Abstract 24TGL002

OBJECTIVES/SCOPE: The paper discusses the underlying structures driving the management of risk in different safety cultures as described by the Hudson Safety Culture Ladder. The paper links different causal models employed by organisations to the stages in the ladder and uses a case study to illustrate the fundamental concepts. 

METHODS PROCEDURES, PROCESS: The management of risk within organisations is driven by the underlying causal models that the organisation’s management uses to make sense of how the world works. The paper considers management actions and activities in the light of this. Taking these insights, the paper then maps the concepts onto the safety culture ladder descriptions as contained in the Hearts and Minds Understanding Your Culture framework.
The paper then extends the concepts into novel dimensions to demonstrate the applicability of the findings and methods. 

RESULTS, OBSERVATIONS, CONCLUSIONS: The Hudson Safety Culture Ladder describes four levels of safety culture.
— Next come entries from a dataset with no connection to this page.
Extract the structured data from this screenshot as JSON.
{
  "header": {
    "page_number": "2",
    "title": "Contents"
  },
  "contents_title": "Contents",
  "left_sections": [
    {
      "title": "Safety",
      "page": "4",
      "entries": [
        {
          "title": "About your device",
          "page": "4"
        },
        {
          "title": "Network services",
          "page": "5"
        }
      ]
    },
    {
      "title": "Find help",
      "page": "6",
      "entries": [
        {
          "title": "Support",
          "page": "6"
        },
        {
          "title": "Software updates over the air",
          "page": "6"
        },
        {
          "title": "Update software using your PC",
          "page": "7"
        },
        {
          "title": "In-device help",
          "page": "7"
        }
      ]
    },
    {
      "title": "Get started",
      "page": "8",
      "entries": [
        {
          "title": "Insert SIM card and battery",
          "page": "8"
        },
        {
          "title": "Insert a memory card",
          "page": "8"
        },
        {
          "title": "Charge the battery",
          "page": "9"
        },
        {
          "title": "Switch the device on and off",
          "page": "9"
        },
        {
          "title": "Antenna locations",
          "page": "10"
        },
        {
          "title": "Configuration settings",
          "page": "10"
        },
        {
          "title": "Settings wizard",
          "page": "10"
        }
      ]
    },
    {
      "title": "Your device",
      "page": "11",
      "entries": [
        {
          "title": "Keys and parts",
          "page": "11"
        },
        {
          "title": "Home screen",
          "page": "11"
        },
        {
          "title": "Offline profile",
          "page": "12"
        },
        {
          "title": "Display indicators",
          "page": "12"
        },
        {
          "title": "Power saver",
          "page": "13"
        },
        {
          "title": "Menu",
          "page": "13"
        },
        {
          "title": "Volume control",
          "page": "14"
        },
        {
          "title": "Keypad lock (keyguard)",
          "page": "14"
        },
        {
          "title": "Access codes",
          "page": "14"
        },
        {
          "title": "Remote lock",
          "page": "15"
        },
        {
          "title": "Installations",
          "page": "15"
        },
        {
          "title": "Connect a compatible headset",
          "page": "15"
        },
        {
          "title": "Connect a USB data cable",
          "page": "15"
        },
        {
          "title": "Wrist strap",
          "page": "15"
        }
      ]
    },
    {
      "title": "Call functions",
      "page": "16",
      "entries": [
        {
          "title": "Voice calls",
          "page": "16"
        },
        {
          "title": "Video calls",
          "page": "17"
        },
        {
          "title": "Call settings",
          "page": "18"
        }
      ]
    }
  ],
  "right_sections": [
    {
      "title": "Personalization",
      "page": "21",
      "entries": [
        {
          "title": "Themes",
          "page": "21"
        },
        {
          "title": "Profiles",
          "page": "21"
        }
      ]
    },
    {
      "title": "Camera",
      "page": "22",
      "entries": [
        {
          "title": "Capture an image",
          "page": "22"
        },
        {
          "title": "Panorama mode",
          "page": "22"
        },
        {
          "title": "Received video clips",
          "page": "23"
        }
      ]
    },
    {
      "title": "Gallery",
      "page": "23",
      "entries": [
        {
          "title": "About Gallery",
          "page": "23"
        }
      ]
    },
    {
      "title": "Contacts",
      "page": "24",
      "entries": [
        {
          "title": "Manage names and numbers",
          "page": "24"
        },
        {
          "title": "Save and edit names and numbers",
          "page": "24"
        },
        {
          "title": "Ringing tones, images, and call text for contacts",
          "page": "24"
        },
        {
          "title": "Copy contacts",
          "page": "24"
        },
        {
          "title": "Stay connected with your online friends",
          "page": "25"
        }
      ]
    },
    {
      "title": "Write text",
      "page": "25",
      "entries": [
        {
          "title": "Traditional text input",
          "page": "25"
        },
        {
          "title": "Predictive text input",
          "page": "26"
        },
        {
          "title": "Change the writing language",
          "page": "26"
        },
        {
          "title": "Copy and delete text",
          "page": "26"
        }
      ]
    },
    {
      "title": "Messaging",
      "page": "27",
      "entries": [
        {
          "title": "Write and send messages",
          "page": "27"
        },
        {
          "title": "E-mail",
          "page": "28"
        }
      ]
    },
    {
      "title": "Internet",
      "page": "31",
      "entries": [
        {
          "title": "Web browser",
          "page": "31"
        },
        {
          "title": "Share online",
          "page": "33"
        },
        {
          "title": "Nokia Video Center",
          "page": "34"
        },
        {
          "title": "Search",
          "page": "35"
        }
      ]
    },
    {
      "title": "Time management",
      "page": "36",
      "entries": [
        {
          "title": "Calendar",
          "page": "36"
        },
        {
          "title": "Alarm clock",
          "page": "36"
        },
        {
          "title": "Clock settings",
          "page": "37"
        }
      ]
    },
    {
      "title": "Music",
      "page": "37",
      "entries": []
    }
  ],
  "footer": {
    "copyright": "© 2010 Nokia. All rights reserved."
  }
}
Each of these cultures are shown to be the observation of different structural approaches to the risks that the culture is exposed to. These approaches are linked to the breadth and complexity of the risk spaces the organisations operate in.
This means that organisations can tailor their cultures to the operational reality they operate in. This enables efficient allocation of resources.
A simple narrow risk space only requires a culture to be Reactive, using an Unstructured approach to failures to fix problems as they arise.
A broader complicated risk space requires a culture to be Calculative, taking a Structured approach to ensure that learnings from failures are applied across the entire organisation
Complex risk spaces require a Proactive culture that is not only Structured, but also sensitive to the operational context.
A highly dynamic complex risk space requires a Generative culture that is Structured, Operationally Context sensitive, and Internally Context sensitive.
The paper uses these concepts in a case study with a world class aviation engine MRO to help illustrate.
The safety culture of an organisation is not a monolith, but should be considered in the context of the risk spaces it operates in. The concepts in this paper can help fine tune cultural understanding and improvement activities.